1. Good videos, but nothing concerning “No Gas” to the unit…I have a Dometic 2300 in a Lance Camper ..86, works good on 110,…….. good gas to the stove,……. but “no gas to the refer.
    What stops the gas to the unit?……no info in my owners manual……and no info on all the videos!
    I can hold the button all day, but “No Gas smell” nothing!

  2. Complements of the folks that make the ARP Control, soon to be on the market. Google “ARPrvSafe” for more info.

    Hi Dennis,

    We own a Lance camper also. We have a different refrigerator, a DM3663 (automatic controller). I will post an answer to our type of refrigerator after I try and help you with your unit which is considered a (manual controller). A safety note first, make sure that there are no ignition sources if you decide to work on your gas line. Always use soap and water to test all LP gas lines for leaks!

    Our Lance, the LP gas bottles and regulators are in their own compartment. Look for a port that you can tap into down stream of the regulators and make sure you have 11 inches of water column pressure (measured with manomer: Gas pressure regulator failure is very common!

    When you push on the button to light you refrigerator, you are just bypassing a safety valve that makes the gas flow full time to the burner. If you do not have gas pressure, I would suspect that the little filter where the gas line goes into the valve may be plugged. Go to Bryant RV and download the manual for your refrigerator. There is a plug you can pull that is a tap for measurement of the gas pressure, I believe it is down stream of the filter. Thus, if you have pressure at the regulators (and the stove) but not at the gas pressure test port, you have either a kink in the line, or the filter is plugged. FYI, propane does not have a strong oder, an odorizer is added, thus if you run your bottles out of propane, and there is ‘old odorizer fluid’ collected in the LP bottle (I have seen it like the consistency of tar), it will get into the filter and plug in.

    Your are on your own, the following is a suggestion only:

    I understand that 97% Isopropyl Alcohol will dissolve the odorizer (I used spray automotive carburetor cleaner). Take off the gas line to the unit, use the test port to put the alcohol into the line, hold the button down that you use to light, and the alcohol should flow back out the gas line you disconnected. You can hook up the gas line, leave the test port open, and use the gas pressure to push the alcohol out of the system when done. Always check all LP lines for leaks when done putting the test plug back in.

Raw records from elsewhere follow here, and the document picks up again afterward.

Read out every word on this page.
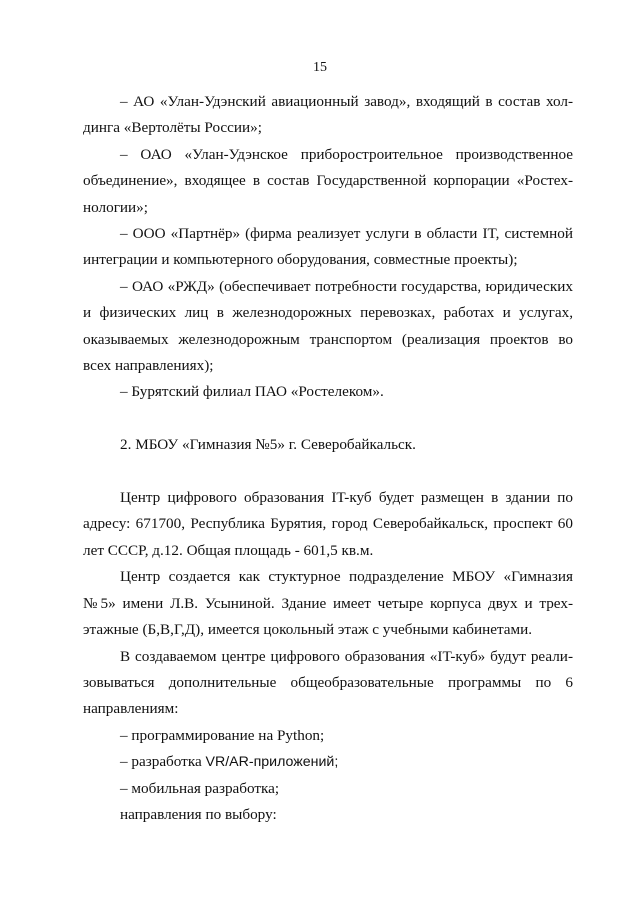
15

– АО «Улан-Удэнский авиационный завод», входящий в состав холдинга «Вертолёты России»;

– ОАО «Улан-Удэнское приборостроительное производственное объединение», входящее в состав Государственной корпорации «Ростехнологии»;

– ООО «Партнёр» (фирма реализует услуги в области IT, системной интеграции и компьютерного оборудования, совместные проекты);

– ОАО «РЖД» (обеспечивает потребности государства, юридических и физических лиц в железнодорожных перевозках, работах и услугах, оказываемых железнодорожным транспортом (реализация проектов во всех направлениях);

– Бурятский филиал ПАО «Ростелеком».

2. МБОУ «Гимназия №5» г. Северобайкальск.

Центр цифрового образования IT-куб будет размещен в здании по адресу: 671700, Республика Бурятия, город Северобайкальск, проспект 60 лет СССР, д.12. Общая площадь - 601,5 кв.м.

Центр создается как стуктурное подразделение МБОУ «Гимназия №5» имени Л.В. Усыниной. Здание имеет четыре корпуса двух и трехэтажные (Б,В,Г,Д), имеется цокольный этаж с учебными кабинетами.

В создаваемом центре цифрового образования «IT-куб» будут реализовываться дополнительные общеобразовательные программы по 6 направлениям:

– программирование на Python;

– разработка VR/AR-приложений;

– мобильная разработка;

направления по выбору:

    Gas Pressure for Automatic Type Controller:

    Open the refrigerator access door on the side of you camper, sometimes there is an LP gas test port on the solenoid valve (SOV) on the refrigerator. Have someone turn on the power to the refrigerator while in the gas mode, you should hear an audible click come from the SOV. If you can not feel or hear the valve click, open the cover to your refrigerator factory controller for the refrigerator and check the fuses first (always). You can also check voltage and ground at the SOV valve.

    Another way to see if there is gas pressure at the SOV? Turn off your LP gas at the bottles. Mix soap and water, use a brush to put it on the gas pipe fitting at the refrigerator SOV. Use two wrenches to crack open the fitting (create a leak), turn on the LP gas and you should see bubbles. Be carful, you are in charge of safety! Make sure you can always turn off the gas easy by only opening the valve 1/4 turn.

  3. Complements of

    Here are some quick comments as an after thought from my first post:

    It may be best to just find you filter and remove it to clean it if you can get to it. My former discussion was based on an older model refrigerator where the whole unit had to be removed to get to the filter. I do not think this is the case on your model.

    Please click on following link for repair manual and reference to following conversation:

    Page D-7-12, (32): I – believe – that the filter is between part in this figure identified as “connection piece”, and the block in the next figure identified as “combination gas & electric thermostat”.

    Page D-6-12, fig (35): Pressure test port — brass pipe plug.

    Page D-7-12, (37): Pressure test procedure – very hard to see in my figure.

    Page D-7-12, (38): Valve housing described in former post.

    Page D-7-14, (40): “By-pass screw”, very easy to get plugged due to small orifice. Only used when refrigerator is in low flame mode where refrigerator is not cooling.